Os textos propostos para o terceiro Domingo da Páscoa assinalam a importância da ressurreição de Jesus para a fé cristã, além de trazer a ideia de pertença, de inclusão na promessa de Deus, de comunhão e proteção mútua. Lucas 24.13-35, a narrativa do encontro do Cristo ressuscitado com os discípulos no caminho de Emaús, mostra que os discípulos estavam tristes e desanimados (v. 17), frustrados e decepcionados com a religião de sua época (v. 20), desiludidos quanto às esperanças que haviam depositado em Jesus (v. 21), céticos quanto aos testemunhos que ouviram de outros (v. 22-24).

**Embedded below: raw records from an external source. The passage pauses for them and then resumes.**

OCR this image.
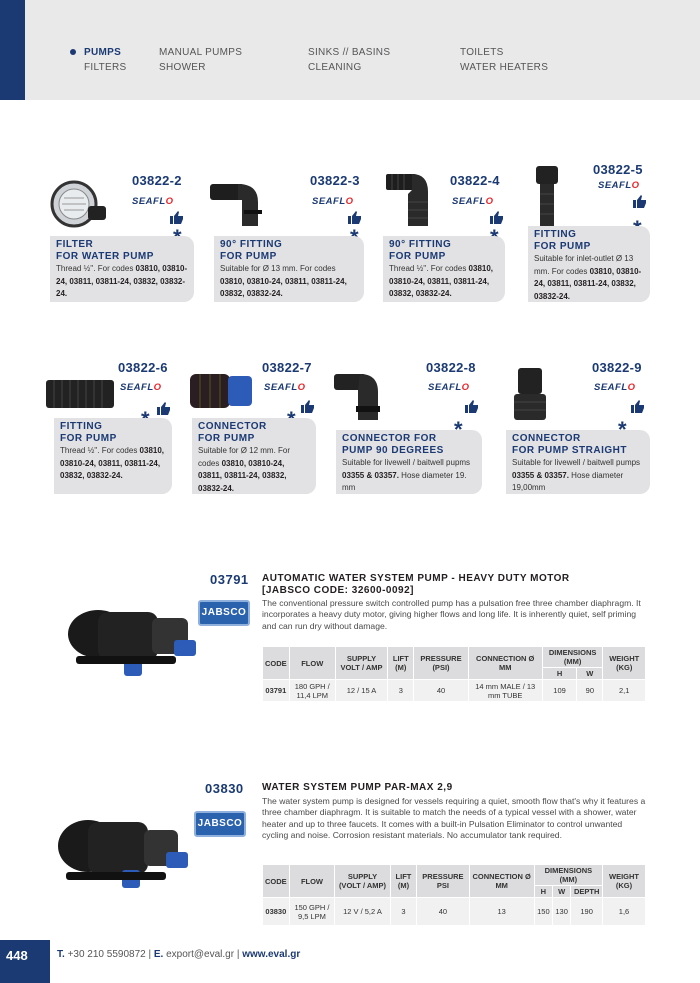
PUMPS
FILTERS
MANUAL PUMPS
SHOWER
SINKS // BASINS
CLEANING
TOILETS
WATER HEATERS
03822-2
SEAFLO
03822-3
SEAFLO
03822-4
SEAFLO
03822-5
SEAFLO
FILTER
FOR WATER PUMP
Thread ½''. For codes 03810, 03810-24, 03811, 03811-24, 03832, 03832-24.
90° FITTING
FOR PUMP
Suitable for Ø 13 mm. For codes 03810, 03810-24, 03811, 03811-24, 03832, 03832-24.
90° FITTING
FOR PUMP
Thread ½''. For codes 03810, 03810-24, 03811, 03811-24, 03832, 03832-24.
FITTING
FOR PUMP
Suitable for inlet-outlet Ø 13 mm. For codes 03810, 03810-24, 03811, 03811-24, 03832, 03832-24.
03822-6
SEAFLO
03822-7
SEAFLO
03822-8
SEAFLO
03822-9
SEAFLO
FITTING
FOR PUMP
Thread ½''. For codes 03810, 03810-24, 03811, 03811-24, 03832, 03832-24.
CONNECTOR
FOR PUMP
Suitable for Ø 12 mm. For codes 03810, 03810-24, 03811, 03811-24, 03832, 03832-24.
CONNECTOR FOR
PUMP 90 DEGREES
Suitable for livewell / baitwell pupms 03355 & 03357. Hose diameter 19. mm
CONNECTOR
FOR PUMP STRAIGHT
Suitable for livewell / baitwell pumps 03355 & 03357. Hose diameter 19,00mm
JABSCO
03791 AUTOMATIC WATER SYSTEM PUMP - HEAVY DUTY MOTOR
[JABSCO CODE: 32600-0092]
The conventional pressure switch controlled pump has a pulsation free three chamber diaphragm. It incorporates a heavy duty motor, giving higher flows and long life. It is inherently quiet, self priming and can run dry without damage.
CODE	FLOW	SUPPLY VOLT / AMP	LIFT (M)	PRESSURE (PSI)	CONNECTION Ø MM	DIMENSIONS (MM)		WEIGHT (KG)
						H	W	
03791	180 GPH / 11,4 LPM	12 / 15 A	3	40	14 mm MALE / 13 mm TUBE	109	90	2,1
JABSCO
03830 WATER SYSTEM PUMP PAR-MAX 2,9
The water system pump is designed for vessels requiring a quiet, smooth flow that's why it features a three chamber diaphragm. It is suitable to match the needs of a typical vessel with a shower, water heater and up to three faucets. It comes with a built-in Pulsation Eliminator to control unwanted cycling and noise. Corrosion resistant materials. No accumulator tank required.
CODE	FLOW	SUPPLY (VOLT / AMP)	LIFT (M)	PRESSURE PSI	CONNECTION Ø MM	DIMENSIONS (MM)			WEIGHT (KG)
						H	W	DEPTH	
03830	150 GPH / 9,5 LPM	12 V / 5,2 A	3	40	13	150	130	190	1,6
448	T. +30 210 5590872 | E. export@eval.gr | www.eval.gr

Atos 2.14a,36-41, a parte final do sermão de Pedro no dia de Pentecostes, cujo tema é a ressurreição de Jesus, afirma que Deus fez daquele Jesus Nazareno humilhado na cruz o Senhor e Cristo. Essa afirmação de fé é obra do Espírito Santo, conforme o apóstolo Paulo. “Messias” ou “Cristo” significa o rei ungido, que traz o reinado de Deus. A afirmação a respeito do Crucificado/Ressuscitado prepara o caminho para o responso dos ouvintes e leitores, que consiste em voltar para Deus e ser batizado em nome de Jesus.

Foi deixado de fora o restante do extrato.